Once the 668-W hits their desk, here's what the employer should do:
- Wait one complete pay period before starting the garnishment. (No need to panic about your very next check getting snatched completely out from under you.)
- Provide you with the paperwork included in the IRS packet. You absolutely want to fill this out and return it within three days—otherwise, your take-home pay might take an even bigger hit than necessary.
- Use your information from the returned forms to calculate the correct withholding amount from your wages.
- Send the garnished amounts directly to the IRS as instructed.
In short: Employers have to cooperate with the IRS levy process or risk serious financial consequences. Make their job easier (and protect your wallet) by returning your forms ASAP.
How Does the IRS Decide How Much of My Wages to Garnish?
Once the 668-W wage levy hits your employer’s inbox, you’ll be wondering just how much of your paycheck the IRS can actually take. Here’s how it works: Instead of deciding what they get, the IRS figures out what you’re allowed to keep, using Publication 1494. This chart determines your "exempt amount" based on two things—your filing status and the number of dependents you claim.
- The more dependents and the higher your standard deduction, the more you’re allowed to keep.
- Single with no dependents? The IRS leaves you with a modest sum—just enough to cover bare necessities.
- Married, kids, etc.? You’ll be able to keep a bit more, but don’t expect luxury.
For example, in 2023, a single filer with no dependents could be left with around $266 per week, while a married couple filing jointly with two dependents might see about $713 weekly stay in their pocket. Everything you make above your exempt amount heads straight to the IRS until your debt is settled or the levy is lifted.
Does Quitting My Job Stop the Wage Garnishment Process?
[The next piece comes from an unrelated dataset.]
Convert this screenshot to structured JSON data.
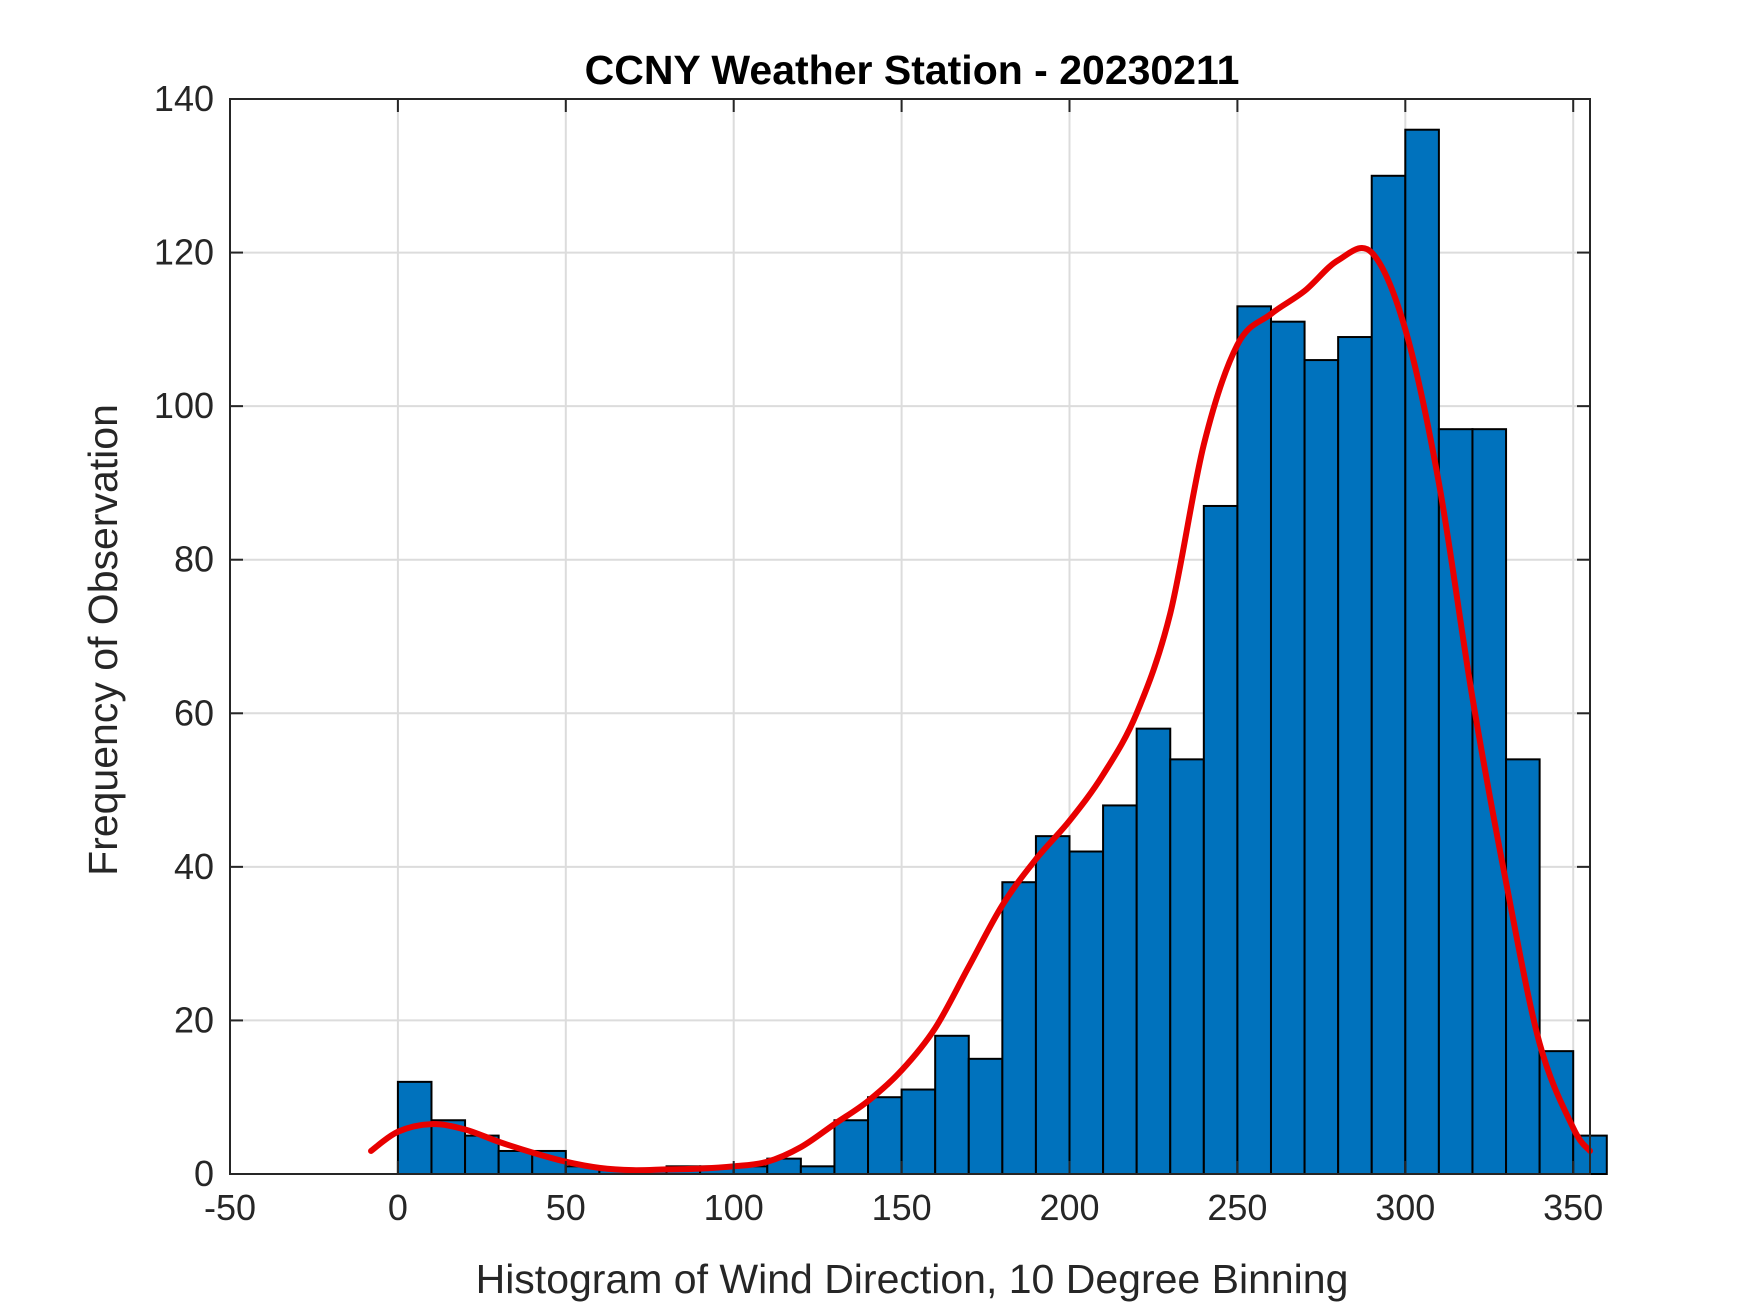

Leaving your job will temporarily pause the wage garnishment since there's no paycheck for the IRS to take a bite from. But don't celebrate just yet—this isn't a permanent fix. As soon as you get a new job and the IRS discovers your new employer, they'll issue a fresh wage levy (another Form 668-W) to redirect the garnishment. So, quitting may buy you a little time, but it doesn't remove the underlying tax debt or stop the process altogether. It's far more effective to work with your tax professional or attorney to resolve the debt directly with the IRS and pursue a formal release or modification of the wage levy.